The defense ministry did not comment, though sources close to Ya'alon said "the aim was to meet with the security echelon, and that was what happened."
Ya'alon arrived on Tuesday to meet his counterpart, Secretary of Defense Chuck Hagel, and American intelligence officials. The Obama administration, however, refused the Israeli defense minister's request to meet with other top officials, including Vice President Joe Biden, Secretary of State John Kerry, and the National Security Advisor Susan Rice.
The rejection was diplomatic blowback from Ya'alon's remarks on Kerry, which were first revealed by Yedioth Ahronoth. The Israeli politician had called the top US diplomat "messianic and obsessive" behind closed doors, adding that "the only thing that could save us is Kerry winning a Nobel Peace Prize and leaving us alone."
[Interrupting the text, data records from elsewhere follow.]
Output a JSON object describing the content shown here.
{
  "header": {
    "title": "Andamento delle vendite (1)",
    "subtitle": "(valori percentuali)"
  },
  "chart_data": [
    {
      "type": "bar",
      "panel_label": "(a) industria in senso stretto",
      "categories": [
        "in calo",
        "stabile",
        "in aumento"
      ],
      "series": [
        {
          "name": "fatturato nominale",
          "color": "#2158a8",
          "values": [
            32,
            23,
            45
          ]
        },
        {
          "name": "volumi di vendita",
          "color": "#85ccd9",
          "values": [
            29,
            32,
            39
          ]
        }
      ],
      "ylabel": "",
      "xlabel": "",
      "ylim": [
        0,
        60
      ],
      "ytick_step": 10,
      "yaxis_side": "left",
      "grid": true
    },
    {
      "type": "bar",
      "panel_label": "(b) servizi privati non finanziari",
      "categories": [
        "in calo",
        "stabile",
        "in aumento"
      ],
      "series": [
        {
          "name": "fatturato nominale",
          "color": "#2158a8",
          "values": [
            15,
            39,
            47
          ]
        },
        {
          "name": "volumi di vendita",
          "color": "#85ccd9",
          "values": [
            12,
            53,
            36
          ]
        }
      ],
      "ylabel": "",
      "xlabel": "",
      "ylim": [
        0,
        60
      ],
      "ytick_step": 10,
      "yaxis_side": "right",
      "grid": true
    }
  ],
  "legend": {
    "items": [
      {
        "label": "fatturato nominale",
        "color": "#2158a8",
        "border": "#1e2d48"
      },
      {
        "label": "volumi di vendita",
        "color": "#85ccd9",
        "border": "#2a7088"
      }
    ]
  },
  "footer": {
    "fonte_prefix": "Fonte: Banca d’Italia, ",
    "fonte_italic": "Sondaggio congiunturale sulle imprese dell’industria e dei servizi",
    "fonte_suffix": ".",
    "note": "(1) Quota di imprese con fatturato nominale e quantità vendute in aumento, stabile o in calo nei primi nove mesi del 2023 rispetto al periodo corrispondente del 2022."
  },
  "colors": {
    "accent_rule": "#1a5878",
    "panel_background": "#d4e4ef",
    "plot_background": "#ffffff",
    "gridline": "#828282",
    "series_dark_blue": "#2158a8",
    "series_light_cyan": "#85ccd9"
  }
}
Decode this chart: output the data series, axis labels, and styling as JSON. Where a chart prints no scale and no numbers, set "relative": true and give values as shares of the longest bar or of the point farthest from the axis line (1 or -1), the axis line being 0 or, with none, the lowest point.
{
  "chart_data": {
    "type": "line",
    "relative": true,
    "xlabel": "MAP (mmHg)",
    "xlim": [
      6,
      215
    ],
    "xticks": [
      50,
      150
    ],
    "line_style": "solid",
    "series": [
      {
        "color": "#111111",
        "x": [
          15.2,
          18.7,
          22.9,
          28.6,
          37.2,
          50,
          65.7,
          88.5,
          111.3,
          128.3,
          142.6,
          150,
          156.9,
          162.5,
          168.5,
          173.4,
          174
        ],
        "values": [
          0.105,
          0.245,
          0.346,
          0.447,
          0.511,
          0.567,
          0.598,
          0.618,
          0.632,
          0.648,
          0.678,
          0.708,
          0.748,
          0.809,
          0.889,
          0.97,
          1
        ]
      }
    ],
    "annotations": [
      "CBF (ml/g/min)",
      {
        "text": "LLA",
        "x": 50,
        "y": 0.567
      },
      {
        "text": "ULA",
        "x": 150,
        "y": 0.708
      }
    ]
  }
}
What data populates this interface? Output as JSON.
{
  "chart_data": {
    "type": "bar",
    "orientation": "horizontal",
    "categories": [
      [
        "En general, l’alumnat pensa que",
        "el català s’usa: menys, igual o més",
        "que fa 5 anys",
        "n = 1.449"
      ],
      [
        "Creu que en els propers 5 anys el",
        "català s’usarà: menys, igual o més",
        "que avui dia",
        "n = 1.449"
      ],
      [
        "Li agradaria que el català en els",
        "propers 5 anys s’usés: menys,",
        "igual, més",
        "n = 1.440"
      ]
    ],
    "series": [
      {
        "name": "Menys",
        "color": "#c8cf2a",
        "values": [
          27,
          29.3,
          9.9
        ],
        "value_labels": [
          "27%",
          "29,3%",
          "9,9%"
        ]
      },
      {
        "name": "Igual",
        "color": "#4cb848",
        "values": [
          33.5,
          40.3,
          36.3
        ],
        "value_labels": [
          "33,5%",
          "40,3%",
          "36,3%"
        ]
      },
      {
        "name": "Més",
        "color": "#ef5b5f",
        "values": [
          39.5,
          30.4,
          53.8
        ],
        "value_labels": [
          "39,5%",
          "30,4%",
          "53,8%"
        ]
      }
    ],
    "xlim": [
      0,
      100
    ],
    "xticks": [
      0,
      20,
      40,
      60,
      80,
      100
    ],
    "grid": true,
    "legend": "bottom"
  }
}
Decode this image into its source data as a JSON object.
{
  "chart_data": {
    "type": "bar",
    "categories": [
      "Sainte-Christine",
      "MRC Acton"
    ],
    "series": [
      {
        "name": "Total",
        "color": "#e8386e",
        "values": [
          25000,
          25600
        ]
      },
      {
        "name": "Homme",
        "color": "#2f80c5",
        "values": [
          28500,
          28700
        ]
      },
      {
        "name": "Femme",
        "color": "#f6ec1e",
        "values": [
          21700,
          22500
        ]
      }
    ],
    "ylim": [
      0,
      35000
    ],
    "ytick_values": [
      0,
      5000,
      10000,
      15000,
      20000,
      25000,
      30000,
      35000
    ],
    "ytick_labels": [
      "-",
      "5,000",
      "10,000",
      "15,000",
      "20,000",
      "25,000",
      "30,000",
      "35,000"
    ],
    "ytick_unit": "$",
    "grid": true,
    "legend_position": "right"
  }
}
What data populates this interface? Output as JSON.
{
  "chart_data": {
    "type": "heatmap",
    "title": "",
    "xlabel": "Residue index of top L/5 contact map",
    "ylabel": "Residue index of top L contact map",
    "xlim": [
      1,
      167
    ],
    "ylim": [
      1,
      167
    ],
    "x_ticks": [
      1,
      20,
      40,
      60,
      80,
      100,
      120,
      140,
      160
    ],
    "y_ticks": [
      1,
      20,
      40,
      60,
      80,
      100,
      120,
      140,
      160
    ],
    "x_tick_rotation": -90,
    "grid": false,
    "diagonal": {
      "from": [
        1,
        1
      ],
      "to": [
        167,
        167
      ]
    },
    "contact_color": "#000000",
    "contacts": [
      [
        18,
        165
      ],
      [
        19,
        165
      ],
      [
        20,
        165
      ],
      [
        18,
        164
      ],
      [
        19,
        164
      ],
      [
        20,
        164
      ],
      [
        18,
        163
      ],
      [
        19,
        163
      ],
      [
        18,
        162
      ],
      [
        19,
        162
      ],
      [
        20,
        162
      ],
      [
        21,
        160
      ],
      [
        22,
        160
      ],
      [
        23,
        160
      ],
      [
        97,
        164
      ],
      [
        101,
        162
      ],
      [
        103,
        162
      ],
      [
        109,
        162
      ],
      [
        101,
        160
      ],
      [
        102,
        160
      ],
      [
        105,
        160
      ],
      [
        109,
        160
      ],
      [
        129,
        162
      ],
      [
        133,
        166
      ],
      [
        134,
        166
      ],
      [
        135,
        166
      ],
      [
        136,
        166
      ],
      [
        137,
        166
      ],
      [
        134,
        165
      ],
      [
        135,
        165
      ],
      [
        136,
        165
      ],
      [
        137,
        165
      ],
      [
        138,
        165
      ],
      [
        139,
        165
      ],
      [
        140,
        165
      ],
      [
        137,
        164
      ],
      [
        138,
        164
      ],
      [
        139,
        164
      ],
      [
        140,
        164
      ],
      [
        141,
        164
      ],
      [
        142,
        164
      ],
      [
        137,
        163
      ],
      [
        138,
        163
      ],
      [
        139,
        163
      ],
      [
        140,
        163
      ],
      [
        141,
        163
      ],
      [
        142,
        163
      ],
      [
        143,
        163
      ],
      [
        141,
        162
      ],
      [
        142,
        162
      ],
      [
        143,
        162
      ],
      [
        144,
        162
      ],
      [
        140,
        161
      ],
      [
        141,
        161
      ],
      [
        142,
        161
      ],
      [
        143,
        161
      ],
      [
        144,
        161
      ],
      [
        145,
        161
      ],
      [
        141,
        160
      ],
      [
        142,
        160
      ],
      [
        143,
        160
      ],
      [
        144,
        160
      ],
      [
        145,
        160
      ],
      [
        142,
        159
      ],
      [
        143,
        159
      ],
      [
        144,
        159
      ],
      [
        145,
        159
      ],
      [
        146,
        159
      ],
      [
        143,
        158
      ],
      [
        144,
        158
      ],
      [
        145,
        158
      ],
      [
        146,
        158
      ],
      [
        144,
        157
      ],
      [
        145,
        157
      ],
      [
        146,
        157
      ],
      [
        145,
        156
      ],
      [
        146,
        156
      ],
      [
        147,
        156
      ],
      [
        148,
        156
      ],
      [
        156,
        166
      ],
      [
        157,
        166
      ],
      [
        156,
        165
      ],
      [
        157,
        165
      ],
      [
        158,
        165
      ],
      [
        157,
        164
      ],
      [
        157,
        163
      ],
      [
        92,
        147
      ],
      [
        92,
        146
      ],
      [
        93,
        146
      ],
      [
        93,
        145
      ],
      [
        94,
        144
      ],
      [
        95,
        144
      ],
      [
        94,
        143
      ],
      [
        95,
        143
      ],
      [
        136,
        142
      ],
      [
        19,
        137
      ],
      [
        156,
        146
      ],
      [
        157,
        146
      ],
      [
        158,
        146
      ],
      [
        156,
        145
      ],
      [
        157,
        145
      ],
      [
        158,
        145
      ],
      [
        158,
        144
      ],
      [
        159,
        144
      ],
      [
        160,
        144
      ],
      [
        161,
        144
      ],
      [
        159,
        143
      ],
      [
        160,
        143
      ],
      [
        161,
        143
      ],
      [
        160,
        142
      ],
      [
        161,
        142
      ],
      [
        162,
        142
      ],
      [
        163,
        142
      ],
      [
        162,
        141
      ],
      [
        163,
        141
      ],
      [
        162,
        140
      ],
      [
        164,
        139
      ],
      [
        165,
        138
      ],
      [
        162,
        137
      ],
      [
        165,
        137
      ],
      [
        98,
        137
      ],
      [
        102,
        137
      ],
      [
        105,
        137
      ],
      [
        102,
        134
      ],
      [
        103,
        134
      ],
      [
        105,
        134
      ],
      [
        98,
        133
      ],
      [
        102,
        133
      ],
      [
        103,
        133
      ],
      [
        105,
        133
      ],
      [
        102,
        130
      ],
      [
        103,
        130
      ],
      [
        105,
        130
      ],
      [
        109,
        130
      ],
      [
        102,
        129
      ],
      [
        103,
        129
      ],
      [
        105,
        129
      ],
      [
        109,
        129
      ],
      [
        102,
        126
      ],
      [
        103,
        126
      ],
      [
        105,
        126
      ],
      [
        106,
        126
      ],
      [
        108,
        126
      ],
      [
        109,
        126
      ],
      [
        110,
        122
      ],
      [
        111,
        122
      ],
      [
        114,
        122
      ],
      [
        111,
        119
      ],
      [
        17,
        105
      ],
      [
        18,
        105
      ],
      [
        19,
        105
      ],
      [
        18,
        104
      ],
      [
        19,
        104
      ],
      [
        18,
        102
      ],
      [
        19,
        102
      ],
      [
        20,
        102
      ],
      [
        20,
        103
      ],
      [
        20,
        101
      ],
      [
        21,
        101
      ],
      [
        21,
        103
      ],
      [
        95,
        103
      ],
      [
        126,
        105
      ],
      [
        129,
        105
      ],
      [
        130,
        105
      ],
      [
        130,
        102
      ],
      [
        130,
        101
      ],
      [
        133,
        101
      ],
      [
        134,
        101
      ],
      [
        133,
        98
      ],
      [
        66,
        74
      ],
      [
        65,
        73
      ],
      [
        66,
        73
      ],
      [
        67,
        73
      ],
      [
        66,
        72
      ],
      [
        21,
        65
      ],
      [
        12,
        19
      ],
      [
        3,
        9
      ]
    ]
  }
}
Unlike his predecessor in the job, Ehud Barak – who used to make diplomatic overtures during his Washington visits – the US administration refused to set any such meetings for Ya'alon.
Previous defense ministers would often be honored by drop-in visit by the president, who would stop to chat with the Israeli guest even without an appointment – Ya'alon did not receive such a gesture.
On the diplomatic front, Ya'alon met with the US ambassador to the UN, Samantha Power, the only other key official to sit down with the Israeli defense minister aside from Hagel. But he received little respite from the sour reception, as Power emphasized her grievance with settlement construction beyond the Green Line.
The defense ministry did not issue an official response. Sources close to Ya'alon said that "the aim of the trip was to meet with Hagel and the top security echelon in the US, and that happened. These meetings proved once again the strength of the ties between the defense establishments and between Ya'alon and Hagel."